I would try let computer draw three graphs (1)(2)(3) and observe crossing points, if not ask AI the solutions direct.
anuttarasammyak said:
I would try let computer draw three graphs (1)(2)(3) and observe crossing points.
A few problems:
There are six kind of alphabets in your equations. 3 equations for 6 unknowns seems desperate. Which are numbers given for numerical calculation and which are parameters for which we would like to get solutions ?
anuttarasammyak said:
Which are numbers given for numerical calculation and which are parameters for which we would like to get solutions ?
From skimming through the video referenced by the OP, the known rocket parameters are:
Unknowns to be solved for:
But the OP is essentially reinventing the wheel: there's a nice online calculator that already does what they want: https://space.geometrian.com/calcs/opt-multi-stage.php.
Last edited: Friday, 12:08 AM
Following #5, we get equation for ##\lambda##
$$c_1 \ln(1-\frac{1}{c_1 \lambda})+c_2 \ln(1-\frac{1}{c_2 \lambda})=V_f+(c_1+c_2)\ln s$$
if not mistaken. We can solve it to get solution ##\lambda##. For an example case of
$$c_1=c_2=s=V_f=1$$ ,though I do know these values are physical or not, we get
$$\lambda=-\frac{1}{\sqrt{e}-1}$$
anuttarasammyak said:
There are six kind of alphabets in your equations. 3 equations for 6 unknowns seems desperate. Which are numbers given for numerical calculation and which are parameters for which we would like to get solutions ?
There's 3 equations in my post, but that's the version for 2 stages. I want to be able to expand it up to 5 stages where the system of equations will be this: $$\begin{align}
1 - c_{1}\lambda + \frac{sN_{1}}{1 - sN_{1}} = 0 \\
1 - c_{2}\lambda + \frac{sN_{2}}{1 - sN_{2}} = 0 \\
1 - c_{3}\lambda + \frac{sN_{3}}{1 - sN_{3}} = 0 \\
1 - c_{4}\lambda + \frac{sN_{4}}{1 - sN_{4}} = 0 \\
1 - c_{5}\lambda + \frac{sN_{5}}{1 - sN_{5}} = 0 \\
c_{1}\ln(N_{1}) + c_{2}\ln(N_{2}) + c_{3}\ln(N_{3}) + c_{4}\ln(N_{4}) + c_{5}\ln(N_{5}) - V_{f} = 0 \end{align}$$
renormalize said:
But the OP is essentially reinventing the wheel: there's a nice online calculator that already does what they want: https://space.geometrian.com/calcs/opt-multi-stage.php.
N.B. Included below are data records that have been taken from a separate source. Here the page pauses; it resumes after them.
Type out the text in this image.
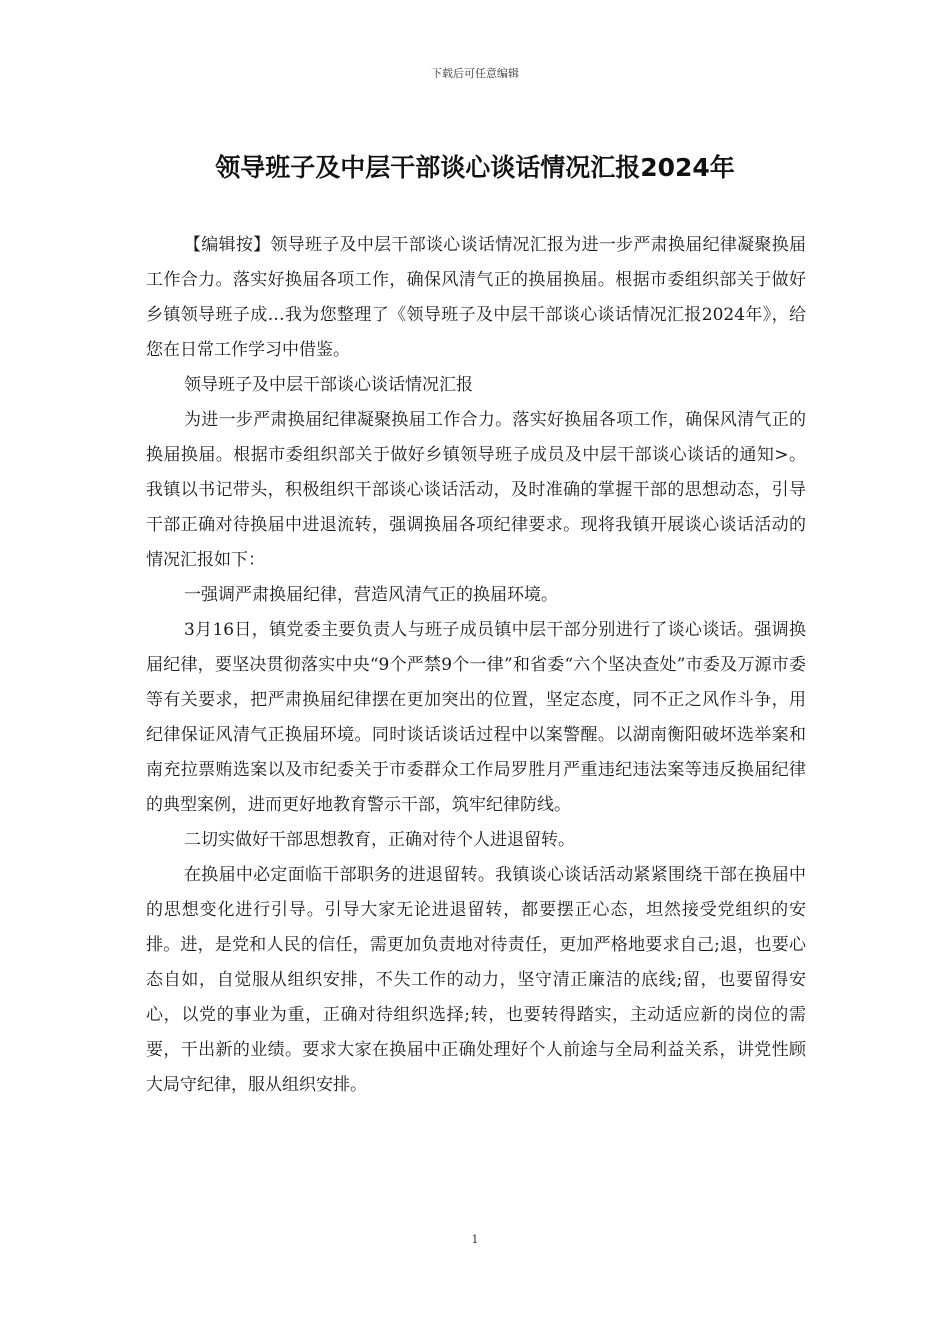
下载后可任意编辑
领导班子及中层干部谈心谈话情况汇报2024年

【编辑按】领导班子及中层干部谈心谈话情况汇报为进一步严肃换届纪律凝聚换届工作合力。落实好换届各项工作，确保风清气正的换届换届。根据市委组织部关于做好乡镇领导班子成…我为您整理了《领导班子及中层干部谈心谈话情况汇报2024年》，给您在日常工作学习中借鉴。

领导班子及中层干部谈心谈话情况汇报

为进一步严肃换届纪律凝聚换届工作合力。落实好换届各项工作，确保风清气正的换届换届。根据市委组织部关于做好乡镇领导班子成员及中层干部谈心谈话的通知>。我镇以书记带头，积极组织干部谈心谈话活动，及时准确的掌握干部的思想动态，引导干部正确对待换届中进退流转，强调换届各项纪律要求。现将我镇开展谈心谈话活动的情况汇报如下：

一强调严肃换届纪律，营造风清气正的换届环境。

3月16日，镇党委主要负责人与班子成员镇中层干部分别进行了谈心谈话。强调换届纪律，要坚决贯彻落实中央“9个严禁9个一律”和省委“六个坚决查处”市委及万源市委等有关要求，把严肃换届纪律摆在更加突出的位置，坚定态度，同不正之风作斗争，用纪律保证风清气正换届环境。同时谈话谈话过程中以案警醒。以湖南衡阳破坏选举案和南充拉票贿选案以及市纪委关于市委群众工作局罗胜月严重违纪违法案等违反换届纪律的典型案例，进而更好地教育警示干部，筑牢纪律防线。

二切实做好干部思想教育，正确对待个人进退留转。

在换届中必定面临干部职务的进退留转。我镇谈心谈话活动紧紧围绕干部在换届中的思想变化进行引导。引导大家无论进退留转，都要摆正心态，坦然接受党组织的安排。进，是党和人民的信任，需更加负责地对待责任，更加严格地要求自己;退，也要心态自如，自觉服从组织安排，不失工作的动力，坚守清正廉洁的底线;留，也要留得安心，以党的事业为重，正确对待组织选择;转，也要转得踏实，主动适应新的岗位的需要，干出新的业绩。要求大家在换届中正确处理好个人前途与全局利益关系，讲党性顾大局守纪律，服从组织安排。

1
That's nice, but instead of specifying the structural ratio, I want to be able to specify the dry mass, non-fuel tank mass of the stage. It just turns out that doing it that way results in equations equivalent to the video.
anuttarasammyak said:
if not mistaken. We can solve it to get solution λ. For an example case of
The value of s is the structural ratio of the fuel tanks. If we set it as 1, that means the fuel tank is just dry mass so those values aren't physical at all
Ax_xiom said:
TL;DR: I have a system of equations that I need solving numerically
So I'm working on a project where I am trying to work out what the ideal sizes of rocket stages are and I am using Excel to allow the user to interact with this quickly. The method I am using is derived from this video, and I end up with this system of equations: \begin{align}
1 - c_{1}\lambda + \frac{sN_{1}}{1 - sN_{1}} = 0 \\
1 - c_{2}\lambda + \frac{sN_{2}}{1 - sN_{2}} = 0 \\
c_{1}\ln(N_{1}) + c_{2}\ln(N_{2}) - V_{f} = 0 \end{align}
It may be easier to express the first two as $$
(1 - sN_i)(1 - c_i \lambda) + sN_i = 1 - c_i\lambda + sc_iN_i \lambda = 0.$$
Where I am trying to solve for ##N_{1}## and ##N_{2}## The number of equations like (1) and (2) can be as many as 5, and the number of ##c_{n}\ln(N_{n})## terms in (3) is also variable. As far as I know, these equations cannot be solved analytically, so they must be solved numerically. Here are the options that I've considered:
Newton's method is actually fairly straightforward here; we can even solve the resulting linear system at design time.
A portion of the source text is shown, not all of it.